Вовик улыбнулся широко, от уха до уха. Зубы у него были чистые, белые, крупные, хоть на рекламу зубного порошка их предлагай. Неужели он никогда не ставил на них коронки?
— Ладно, — произнес он охотно. — Своим я тоже скажу, чтобы при случае оберегали твою Солошу.
— Солоша — очень хорошая портниха, — сказала Нелька, — и очень хороший человек.
— Я это понял и намотал себе на ус, — Вовик шаркнул штиблетами по асфальту и, издав призывный клич, который Солоша не разобрала, потянул Нельку за собой. — Пошли, пошли, нас ждут!
Нелька улыбнулась на прощание, в глазах ее мелькнуло что-то далекое и, как показалось Солоше, испуганное, и в следующий миг пара исчезла, будто ее и не было. Солоша улыбнулась ответно и двинулась в свой Печатников переулок, который понемногу становился родным.
— Не очко меня сгубило, а к одиннадцати туз, — донеслось до нее запоздалое Вовиково. Солоша резко тряхнула головой, словно бы хотела выбить из ушей хрипловатый голос Вовика, подумала о том, что у этого человека есть ведь фамилия, есть имя с отчеством, не только усеченное слюнявое «Вовик».

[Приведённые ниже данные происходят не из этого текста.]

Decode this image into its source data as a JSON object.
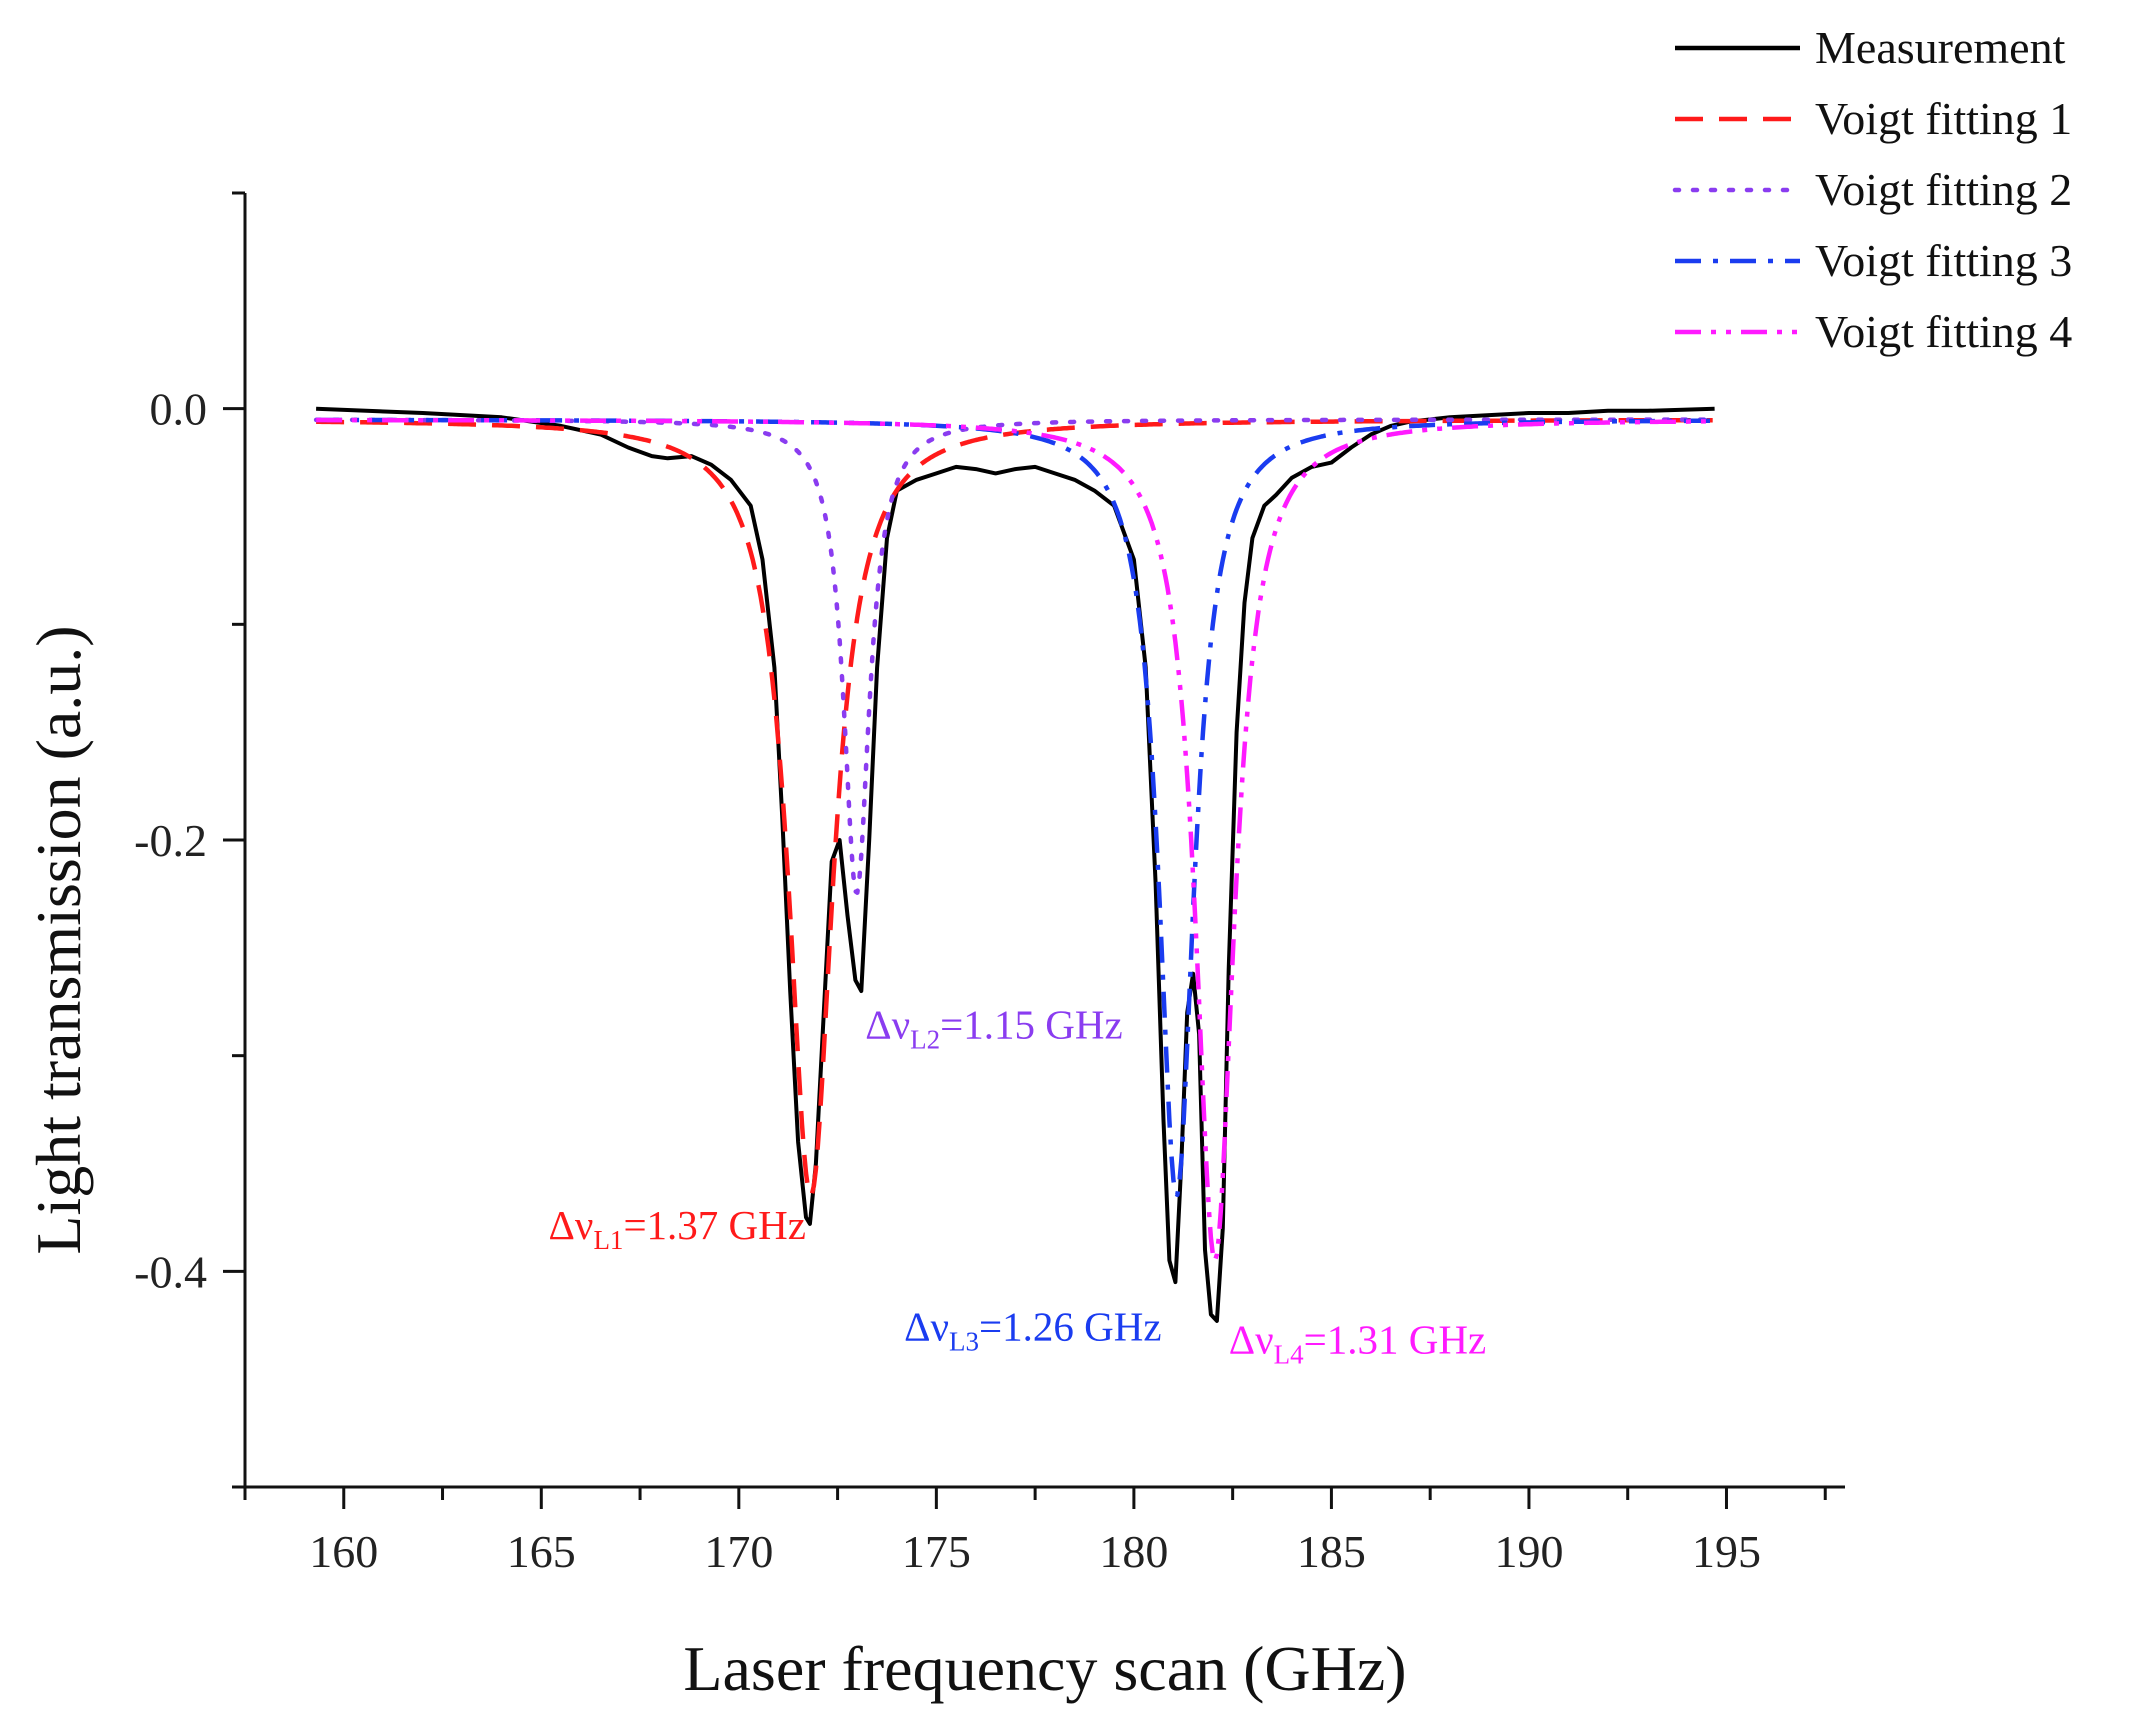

Имя Вовик в ее селе, в Александровском, давали новорожденным телятам, всем подряд, и бычкам и телочкам, и пока те не подрастали, так и звали Вовиками, а уж потом, когда те прочно стояли на ногах и могли самостоятельно щипать траву, подбирали подходящие имена: Звездочка, Милка, Борька, Лозинка, Урус, Зорька и так далее.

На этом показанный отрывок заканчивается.